IG Managed Payout Portfolio with Enhanced Growth Series F

Portfolio commentary
Q1 2024

Highlights

① The portfolio gained over the quarter, buoyed by a strong economic backdrop that supported global equities but led to some weakness in global fixed income markets.   

② Strong performance from U.S. equities was the primary contributor to returns.

③ Bonds generally detracted as the anticipated number of interest rate cuts by the Federal Reserve continues to be pushed out into the future. 

Portfolio returns: Q1 2024

Total Return 1M 3M YTD 1YR 3YR 5YR 10YR Since Inc. (Jul 12, 2013)

IG Managed Payout Portfolio with Enhanced Growth F

1.33

2.79

2.79

7.07

3.86

4.32

4.43

5.05

Quartile rankings

4

4

4

4

2

3

3

 

Portfolio Overview

It was a positive quarter for equity investors, helped by resilient economic data in the U.S. coming in stronger than initially expected, benefiting global equities overall. However, it was a more challenging period for fixed income investors, with sticky inflation and strong economic growth shifting expectations for interest rate cuts by the Federal Reserve down to three instead of the six forecasted at the start of the year, putting pressure on bond prices as yields climbed. 

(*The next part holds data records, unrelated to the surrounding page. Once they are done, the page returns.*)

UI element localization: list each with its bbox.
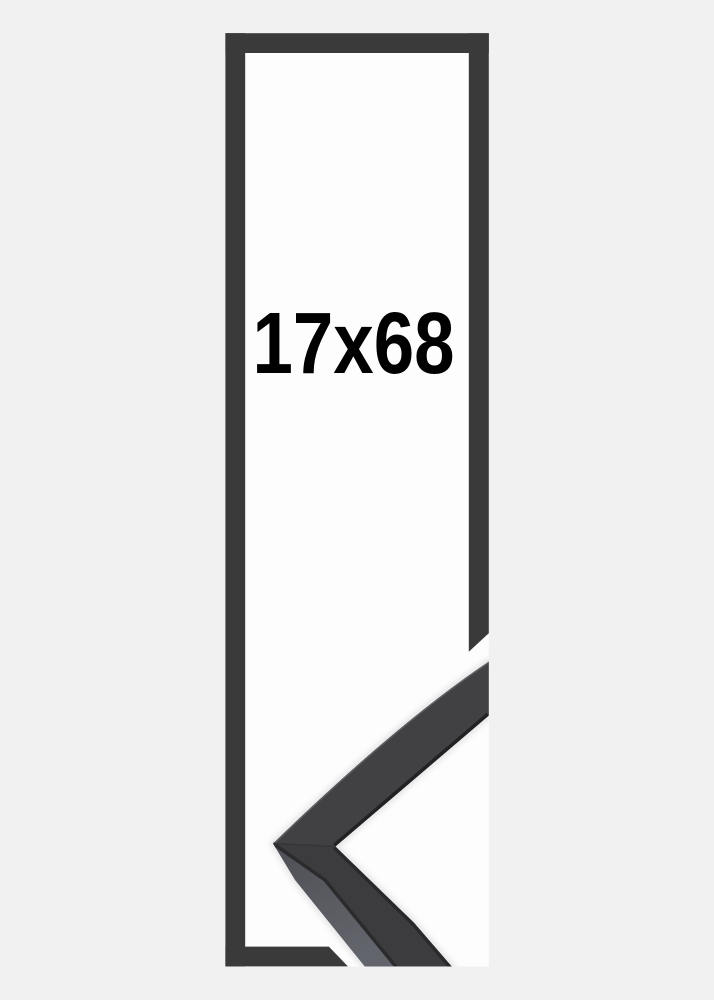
svg-text:17x68: 17x68 xyxy=(253,295,455,392)
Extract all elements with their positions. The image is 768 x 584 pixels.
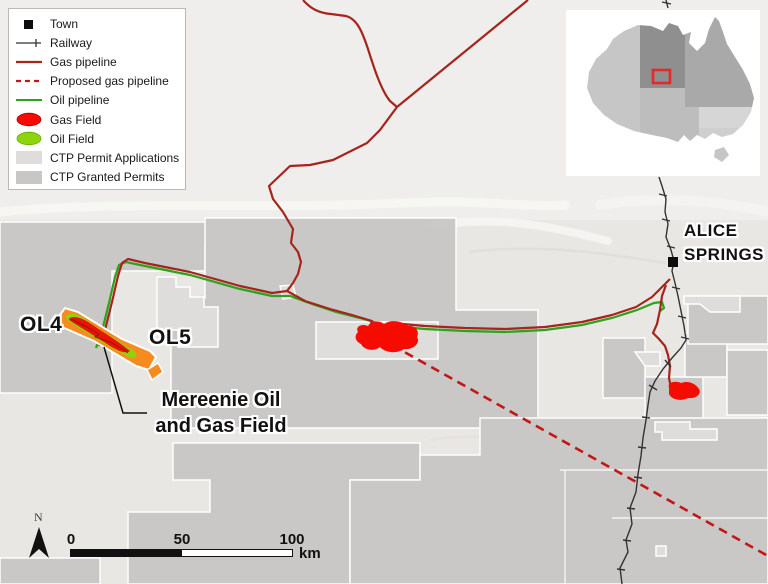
label-ol5: OL5	[149, 326, 191, 350]
scale-unit: km	[299, 545, 321, 562]
label-alice-springs: ALICE SPRINGS	[684, 219, 764, 267]
proposed-gas-pipeline-swatch-icon	[14, 74, 44, 88]
scale-tick-50: 50	[174, 531, 191, 548]
legend-label: Railway	[50, 36, 92, 50]
town-swatch-icon	[14, 17, 44, 31]
legend-row-gas-pipeline: Gas pipeline	[14, 52, 179, 71]
north-label: N	[34, 510, 43, 525]
legend-label: Proposed gas pipeline	[50, 74, 169, 88]
map-canvas: OL4 OL5 Mereenie Oil and Gas Field ALICE…	[0, 0, 768, 584]
legend-label: Gas pipeline	[50, 55, 117, 69]
legend-label: Oil Field	[50, 132, 94, 146]
legend-label: Town	[50, 17, 78, 31]
australia-inset-graphics	[566, 10, 760, 176]
label-alice-line1: ALICE	[684, 219, 764, 243]
legend-row-town: Town	[14, 14, 179, 33]
label-mereenie-line2: and Gas Field	[150, 413, 292, 439]
ctp-granted-swatch-icon	[14, 170, 44, 185]
legend-row-proposed-gas-pipeline: Proposed gas pipeline	[14, 72, 179, 91]
gas-field-swatch-icon	[14, 112, 44, 127]
australia-inset-map	[566, 10, 760, 176]
tasmania-shape	[714, 147, 729, 162]
railway-swatch-icon	[14, 36, 44, 50]
legend-row-gas-field: Gas Field	[14, 110, 179, 129]
legend-box: Town Railway Gas pipeline Proposed gas p…	[8, 8, 186, 190]
north-indicator: N	[30, 510, 54, 562]
legend-row-ctp-applications: CTP Permit Applications	[14, 148, 179, 167]
legend-row-oil-pipeline: Oil pipeline	[14, 91, 179, 110]
oil-pipeline-swatch-icon	[14, 93, 44, 107]
legend-row-oil-field: Oil Field	[14, 129, 179, 148]
legend-row-railway: Railway	[14, 33, 179, 52]
label-mereenie-line1: Mereenie Oil	[150, 387, 292, 413]
legend-label: CTP Granted Permits	[50, 170, 164, 184]
legend-label: Gas Field	[50, 113, 101, 127]
legend-label: CTP Permit Applications	[50, 151, 179, 165]
scale-tick-0: 0	[67, 531, 75, 548]
scale-bar-filled-half	[71, 550, 182, 556]
australia-states	[566, 10, 760, 176]
gas-pipeline-swatch-icon	[14, 55, 44, 69]
ctp-applications-swatch-icon	[14, 150, 44, 165]
label-mereenie: Mereenie Oil and Gas Field	[150, 387, 292, 439]
scale-bar-rule	[70, 549, 293, 557]
label-alice-line2: SPRINGS	[684, 243, 764, 267]
legend-label: Oil pipeline	[50, 93, 109, 107]
legend-row-ctp-granted: CTP Granted Permits	[14, 168, 179, 187]
alice-springs-town-marker	[668, 257, 678, 267]
label-ol4: OL4	[20, 313, 62, 337]
oil-field-swatch-icon	[14, 131, 44, 146]
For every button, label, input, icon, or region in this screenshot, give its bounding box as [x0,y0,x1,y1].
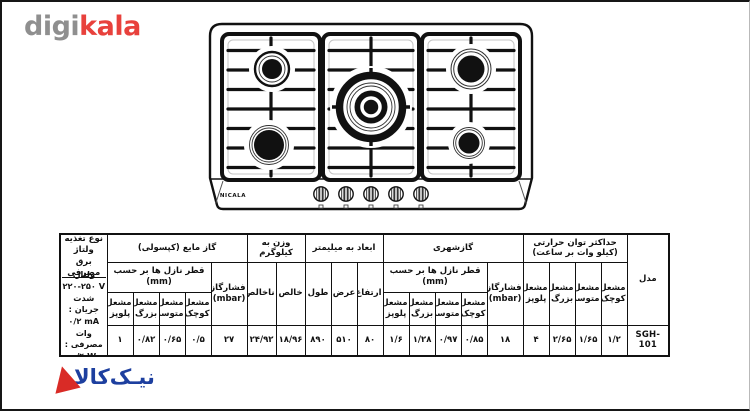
city-gas-burner-small-header: مشعلکوچک [461,292,487,325]
max-power-small-value: ۱/۲ [601,325,627,356]
lpg-nozzle-wok-value: ۱ [107,325,133,356]
weight-net-value: ۱۸/۹۶ [276,325,305,356]
city-gas-nozzle-header: قطر نازل ها بر حسب (mm) [383,262,487,292]
weight-gross-header: ناخالص [247,262,276,325]
burner-center-wok [330,66,412,148]
city-gas-nozzle-medium-value: ۰/۹۷ [435,325,461,356]
weight-group-header: وزن به کیلوگرم [247,234,305,262]
digikala-logo: digikala [24,13,141,40]
max-power-burner-large-header: مشعلبزرگ [549,262,575,325]
dimension-width-value: ۵۱۰ [331,325,357,356]
lpg-burner-large-header: مشعلبزرگ [133,292,159,325]
lpg-nozzle-large-value: ۰/۸۲ [133,325,159,356]
nikkala-logo: نیـک‌کالا [52,364,155,391]
max-power-medium-value: ۱/۶۵ [575,325,601,356]
electrical-values: ولتاژ: ۲۲۰-۲۵۰ V شدت جریان : ۰/۲ mA وات … [62,278,106,354]
lpg-burner-wok-header: مشعلپلوپز [107,292,133,325]
city-gas-nozzle-large-value: ۱/۲۸ [409,325,435,356]
max-power-burner-medium-header: مشعلمتوسط [575,262,601,325]
dimension-width-header: عرض [331,262,357,325]
city-gas-nozzle-wok-value: ۱/۶ [383,325,409,356]
spec-table-container: مدل حداکثر توان حرارتی (کیلو وات بر ساعت… [59,233,670,357]
burner-right-bottom [448,122,490,164]
stove-diagram: NICALA [202,17,536,213]
lpg-nozzle-medium-value: ۰/۶۵ [159,325,185,356]
lpg-pressure-header: فشارگاز(mbar) [211,262,247,325]
digikala-logo-digi: digi [24,11,79,42]
dimensions-group-header: ابعاد به میلیمتر [305,234,383,262]
lpg-nozzle-header: قطر نازل ها بر حسب (mm) [107,262,211,292]
dimension-height-header: ارتفاع [357,262,383,325]
lpg-burner-small-header: مشعلکوچک [185,292,211,325]
city-gas-pressure-value: ۱۸ [487,325,523,356]
spec-table: مدل حداکثر توان حرارتی (کیلو وات بر ساعت… [59,233,670,357]
lpg-burner-medium-header: مشعلمتوسط [159,292,185,325]
burner-right-top [446,44,496,94]
nikkala-logo-text: نیـک‌کالا [74,367,155,388]
dimension-length-header: طول [305,262,331,325]
lpg-nozzle-small-value: ۰/۵ [185,325,211,356]
model-header: مدل [627,234,669,325]
nikkala-triangle-icon [49,363,80,394]
weight-net-header: خالص [276,262,305,325]
city-gas-burner-medium-header: مشعلمتوسط [435,292,461,325]
burner-left-top [249,46,295,92]
dimension-length-value: ۸۹۰ [305,325,331,356]
max-power-burner-wok-header: مشعلپلوپز [523,262,549,325]
model-value: SGH-101 [627,325,669,356]
dimension-height-value: ۸۰ [357,325,383,356]
max-power-burner-small-header: مشعلکوچک [601,262,627,325]
city-gas-nozzle-small-value: ۰/۸۵ [461,325,487,356]
max-power-group-header: حداکثر توان حرارتی (کیلو وات بر ساعت) [523,234,627,262]
stove-brand-label: NICALA [220,193,246,199]
weight-gross-value: ۲۴/۹۲ [247,325,276,356]
max-power-large-value: ۲/۶۵ [549,325,575,356]
city-gas-burner-large-header: مشعلبزرگ [409,292,435,325]
lpg-pressure-value: ۲۷ [211,325,247,356]
electrical-column: نوع تغذیه ولتاژ برق مصرفی ولتاژ: ۲۲۰-۲۵۰… [60,234,107,356]
max-power-wok-value: ۴ [523,325,549,356]
city-gas-burner-wok-header: مشعلپلوپز [383,292,409,325]
burner-left-bottom [244,120,294,170]
product-spec-image: { "brand_header": { "digi": "digi", "kal… [0,0,750,411]
lpg-group-header: گاز مایع (کپسولی) [107,234,247,262]
city-gas-pressure-header: فشارگاز(mbar) [487,262,523,325]
city-gas-group-header: گازشهری [383,234,523,262]
digikala-logo-kala: kala [79,11,141,42]
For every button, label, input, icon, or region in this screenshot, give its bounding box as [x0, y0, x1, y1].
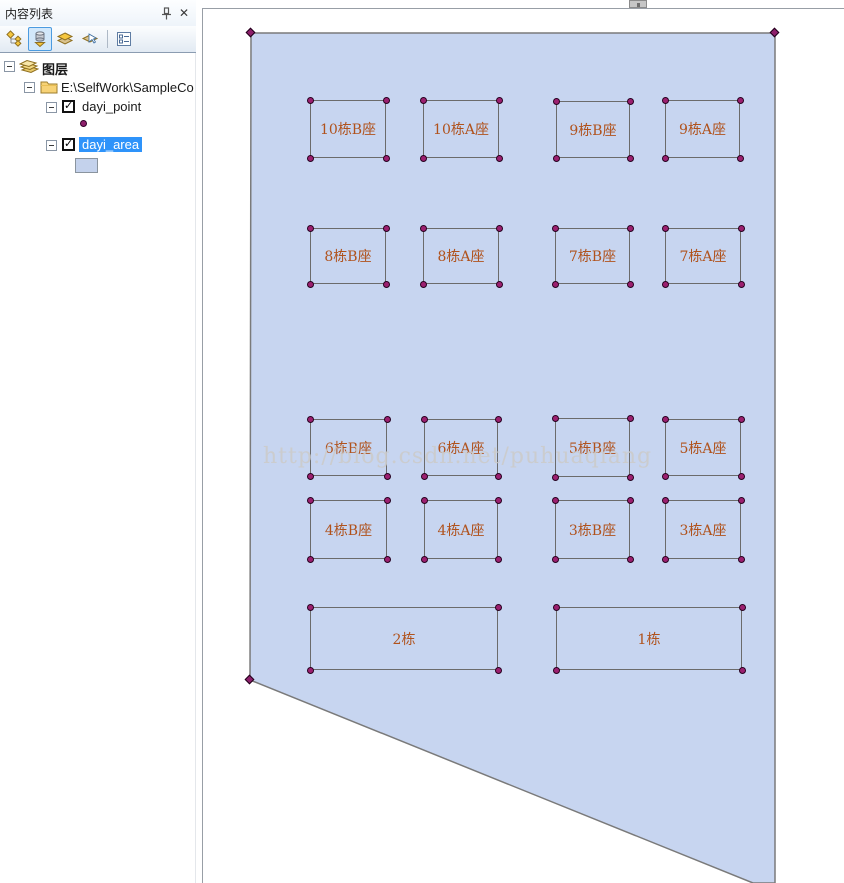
options-button[interactable]	[112, 27, 136, 51]
building-vertex-point[interactable]	[552, 556, 559, 563]
building-vertex-point[interactable]	[421, 416, 428, 423]
building-vertex-point[interactable]	[662, 556, 669, 563]
building-vertex-point[interactable]	[384, 556, 391, 563]
building-vertex-point[interactable]	[552, 415, 559, 422]
building-label: 5栋B座	[556, 419, 629, 476]
drawing-order-icon	[6, 30, 24, 48]
building-label: 10栋B座	[311, 101, 385, 157]
point-layer-checkbox[interactable]: ✓	[62, 100, 75, 113]
tree-node-point-layer[interactable]: dayi_point	[82, 99, 141, 114]
building-vertex-point[interactable]	[627, 98, 634, 105]
tree-node-area-layer[interactable]: dayi_area	[79, 137, 142, 152]
building-footprint[interactable]: 4栋B座	[310, 500, 387, 559]
source-database-icon	[31, 30, 49, 48]
building-vertex-point[interactable]	[307, 97, 314, 104]
building-vertex-point[interactable]	[420, 225, 427, 232]
options-list-icon	[115, 30, 133, 48]
building-footprint[interactable]: 4栋A座	[424, 500, 498, 559]
building-vertex-point[interactable]	[383, 97, 390, 104]
building-vertex-point[interactable]	[662, 281, 669, 288]
building-label: 10栋A座	[424, 101, 498, 157]
building-vertex-point[interactable]	[383, 155, 390, 162]
building-vertex-point[interactable]	[738, 225, 745, 232]
building-vertex-point[interactable]	[383, 281, 390, 288]
building-vertex-point[interactable]	[662, 416, 669, 423]
building-vertex-point[interactable]	[307, 473, 314, 480]
building-footprint[interactable]: 2栋	[310, 607, 498, 670]
folder-expander[interactable]	[24, 82, 35, 93]
building-vertex-point[interactable]	[420, 97, 427, 104]
building-vertex-point[interactable]	[737, 155, 744, 162]
building-footprint[interactable]: 9栋B座	[556, 101, 630, 158]
splitter-handle[interactable]	[629, 0, 647, 8]
building-vertex-point[interactable]	[420, 281, 427, 288]
building-vertex-point[interactable]	[627, 281, 634, 288]
building-label: 1栋	[557, 608, 741, 669]
area-symbol-swatch[interactable]	[75, 158, 98, 173]
building-footprint[interactable]: 5栋B座	[555, 418, 630, 477]
building-footprint[interactable]: 8栋B座	[310, 228, 386, 284]
building-vertex-point[interactable]	[552, 497, 559, 504]
building-vertex-point[interactable]	[421, 556, 428, 563]
point-layer-expander[interactable]	[46, 102, 57, 113]
building-vertex-point[interactable]	[627, 415, 634, 422]
building-label: 5栋A座	[666, 420, 740, 475]
visibility-layers-icon	[56, 30, 74, 48]
building-vertex-point[interactable]	[496, 97, 503, 104]
tree-node-folder[interactable]: E:\SelfWork\SampleCo	[61, 80, 194, 95]
building-footprint[interactable]: 7栋B座	[555, 228, 630, 284]
building-vertex-point[interactable]	[737, 97, 744, 104]
building-label: 6栋B座	[311, 420, 386, 475]
building-footprint[interactable]: 5栋A座	[665, 419, 741, 476]
building-label: 2栋	[311, 608, 497, 669]
building-vertex-point[interactable]	[627, 155, 634, 162]
building-vertex-point[interactable]	[495, 497, 502, 504]
panel-title: 内容列表	[0, 5, 53, 22]
building-label: 3栋A座	[666, 501, 740, 558]
building-label: 7栋A座	[666, 229, 740, 283]
building-vertex-point[interactable]	[662, 473, 669, 480]
map-canvas[interactable]	[202, 8, 844, 883]
toolbar-separator	[107, 30, 108, 48]
building-vertex-point[interactable]	[662, 97, 669, 104]
building-label: 8栋B座	[311, 229, 385, 283]
building-vertex-point[interactable]	[552, 281, 559, 288]
building-vertex-point[interactable]	[495, 416, 502, 423]
building-vertex-point[interactable]	[662, 225, 669, 232]
building-vertex-point[interactable]	[552, 474, 559, 481]
building-vertex-point[interactable]	[495, 473, 502, 480]
building-vertex-point[interactable]	[738, 416, 745, 423]
building-footprint[interactable]: 9栋A座	[665, 100, 740, 158]
building-vertex-point[interactable]	[421, 497, 428, 504]
building-label: 8栋A座	[424, 229, 498, 283]
layers-expander[interactable]	[4, 61, 15, 72]
building-vertex-point[interactable]	[307, 281, 314, 288]
tree-node-layers[interactable]: 图层	[42, 59, 68, 78]
area-layer-expander[interactable]	[46, 140, 57, 151]
building-vertex-point[interactable]	[738, 556, 745, 563]
building-label: 9栋A座	[666, 101, 739, 157]
building-vertex-point[interactable]	[307, 225, 314, 232]
building-vertex-point[interactable]	[307, 155, 314, 162]
building-footprint[interactable]: 10栋A座	[423, 100, 499, 158]
building-vertex-point[interactable]	[738, 473, 745, 480]
toc-toolbar	[0, 26, 196, 53]
layers-group-icon	[19, 57, 39, 75]
building-vertex-point[interactable]	[383, 225, 390, 232]
building-footprint[interactable]: 8栋A座	[423, 228, 499, 284]
building-vertex-point[interactable]	[496, 225, 503, 232]
building-vertex-point[interactable]	[627, 497, 634, 504]
building-vertex-point[interactable]	[553, 604, 560, 611]
building-footprint[interactable]: 6栋B座	[310, 419, 387, 476]
pin-icon	[161, 7, 172, 20]
close-panel-button[interactable]: ✕	[176, 5, 192, 21]
auto-hide-pin-button[interactable]	[158, 5, 174, 21]
building-vertex-point[interactable]	[738, 281, 745, 288]
table-of-contents-panel: 内容列表 ✕	[0, 0, 196, 883]
building-footprint[interactable]: 6栋A座	[424, 419, 498, 476]
application-window: 10栋B座10栋A座9栋B座9栋A座8栋B座8栋A座7栋B座7栋A座6栋B座6栋…	[0, 0, 844, 883]
building-vertex-point[interactable]	[496, 281, 503, 288]
building-vertex-point[interactable]	[553, 155, 560, 162]
building-vertex-point[interactable]	[384, 497, 391, 504]
building-vertex-point[interactable]	[307, 667, 314, 674]
building-vertex-point[interactable]	[496, 155, 503, 162]
building-footprint[interactable]: 1栋	[556, 607, 742, 670]
selection-layer-icon	[81, 30, 99, 48]
building-vertex-point[interactable]	[552, 225, 559, 232]
building-vertex-point[interactable]	[739, 667, 746, 674]
building-vertex-point[interactable]	[421, 473, 428, 480]
point-symbol-swatch[interactable]	[80, 120, 87, 127]
building-vertex-point[interactable]	[627, 474, 634, 481]
building-vertex-point[interactable]	[627, 225, 634, 232]
building-label: 7栋B座	[556, 229, 629, 283]
building-footprint[interactable]: 10栋B座	[310, 100, 386, 158]
building-vertex-point[interactable]	[307, 604, 314, 611]
building-vertex-point[interactable]	[495, 556, 502, 563]
building-vertex-point[interactable]	[553, 98, 560, 105]
list-by-selection-button[interactable]	[78, 27, 102, 51]
building-vertex-point[interactable]	[627, 556, 634, 563]
list-by-visibility-button[interactable]	[53, 27, 77, 51]
building-vertex-point[interactable]	[495, 667, 502, 674]
building-vertex-point[interactable]	[739, 604, 746, 611]
building-label: 4栋A座	[425, 501, 497, 558]
building-footprint[interactable]: 3栋A座	[665, 500, 741, 559]
building-label: 4栋B座	[311, 501, 386, 558]
building-vertex-point[interactable]	[384, 416, 391, 423]
building-vertex-point[interactable]	[495, 604, 502, 611]
building-vertex-point[interactable]	[384, 473, 391, 480]
list-by-drawing-order-button[interactable]	[3, 27, 27, 51]
close-icon: ✕	[179, 6, 189, 20]
folder-icon	[40, 79, 58, 94]
building-vertex-point[interactable]	[307, 556, 314, 563]
panel-titlebar: 内容列表 ✕	[0, 0, 196, 26]
building-footprint[interactable]: 3栋B座	[555, 500, 630, 559]
building-vertex-point[interactable]	[738, 497, 745, 504]
building-label: 3栋B座	[556, 501, 629, 558]
area-layer-checkbox[interactable]: ✓	[62, 138, 75, 151]
building-vertex-point[interactable]	[662, 155, 669, 162]
building-footprint[interactable]: 7栋A座	[665, 228, 741, 284]
building-vertex-point[interactable]	[553, 667, 560, 674]
building-vertex-point[interactable]	[420, 155, 427, 162]
building-vertex-point[interactable]	[662, 497, 669, 504]
building-vertex-point[interactable]	[307, 416, 314, 423]
building-label: 6栋A座	[425, 420, 497, 475]
list-by-source-button[interactable]	[28, 27, 52, 51]
building-label: 9栋B座	[557, 102, 629, 157]
building-vertex-point[interactable]	[307, 497, 314, 504]
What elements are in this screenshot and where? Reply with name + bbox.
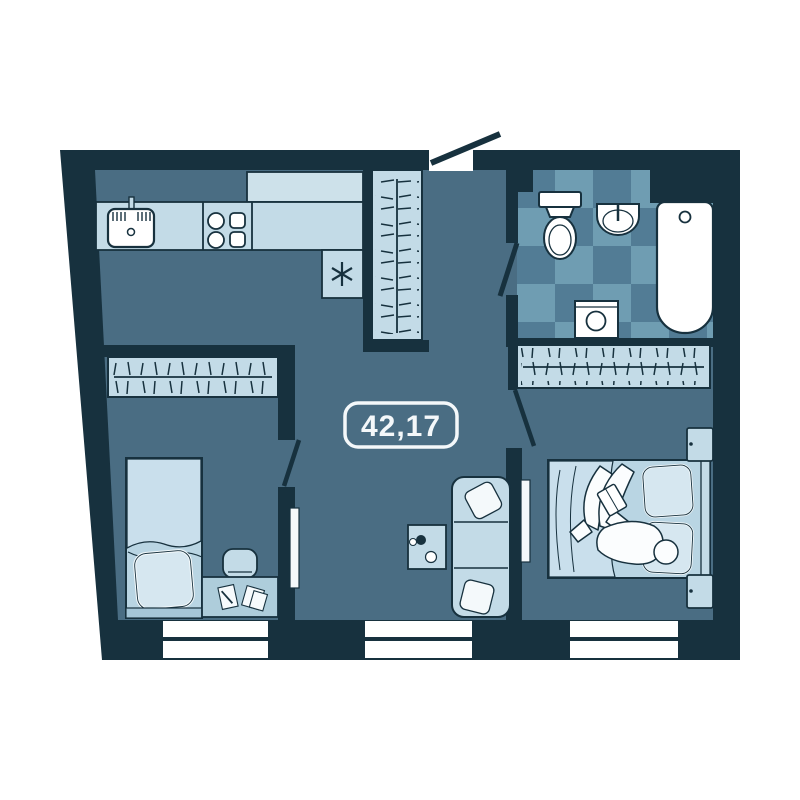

IG Managed Payout Portfolio was up in the quarter. Within equities, the Mackenzie Global Equity Income Fund was the largest weighted allocation in the portfolio and the largest contributor to performance. Relative to its benchmark, the fund underperformed. The options strategy, designed to reduce drawdowns when equity markets are stressed, detracted from performance as equity markets rallied. Security selection in the financials and materials sectors also detracted from relative performance. The portfolio’s position in gold contributed positively to performance.

Within fixed income, the Mackenzie Unconstrained Fixed Income Fund contributed positively to performance. It was the largest weighted fixed income allocation in the portfolio. It posted positive returns in the quarter and outperformed its benchmark. Security selection in corporate bonds and duration management in government bonds contributed the most to relative performance. On the contrary, duration management in corporate bonds detracted.

Mackenzie Canadian Bond Fund was the second-largest fixed income allocation in the portfolio and the largest detractor from portfolio returns. Relative to its benchmark, the fund outperformed slightly. Duration management in government bonds detracted the most from performance. Mackenzie Sovereign Bond Fund also detracted. It underperformed its benchmark primarily due to currency exchange. 

Market overview: Leap year liftoff – Q1's market highs.

In the first quarter, equity markets delivered a solid performance, reinforcing the sentiment that inflation is nearly under control and recession fears for the U.S. economy are subsiding.

The U.S. maintained a positive economic outlook, whereas Canada has experienced several months of subdued GDP growth, highlighting divergent economic narratives between the two closely linked markets. This contrast may lead the Bank of Canada to enact policy changes before the U.S. Federal Reserve, to address Canada's specific economic hurdles.

Market overview: Leap year liftoff – Q1's market highs.

Market outlook: Continued U.S. economic resilience reduces urgency for rate cuts 

The team believes that Q1 GDP growth in the U.S. will continue the up trend from 2023 and reduce the Federal Reserve’s urgency in initiating rate cuts. The team does not see inflation stabilizing at 2% over the next few months given the uptick in various inflation measures and continued strength of the U.S. economy. The team thinks the Federal Reserve will err towards keeping rates tighter than what classic monetary policy would suggest. 

The situation in Canada appears more dire than in the U.S. With both headline and core inflation rates in Canada collapsing below 2% on a three-month annualized basis, the team believes that the Bank of Canada will be ready for cuts soon and will do so at a steady pace and get back to neutral in 2025. The team believes that population growth and government deficits will keep pressure on long-term yields, but the yield curve will steepen.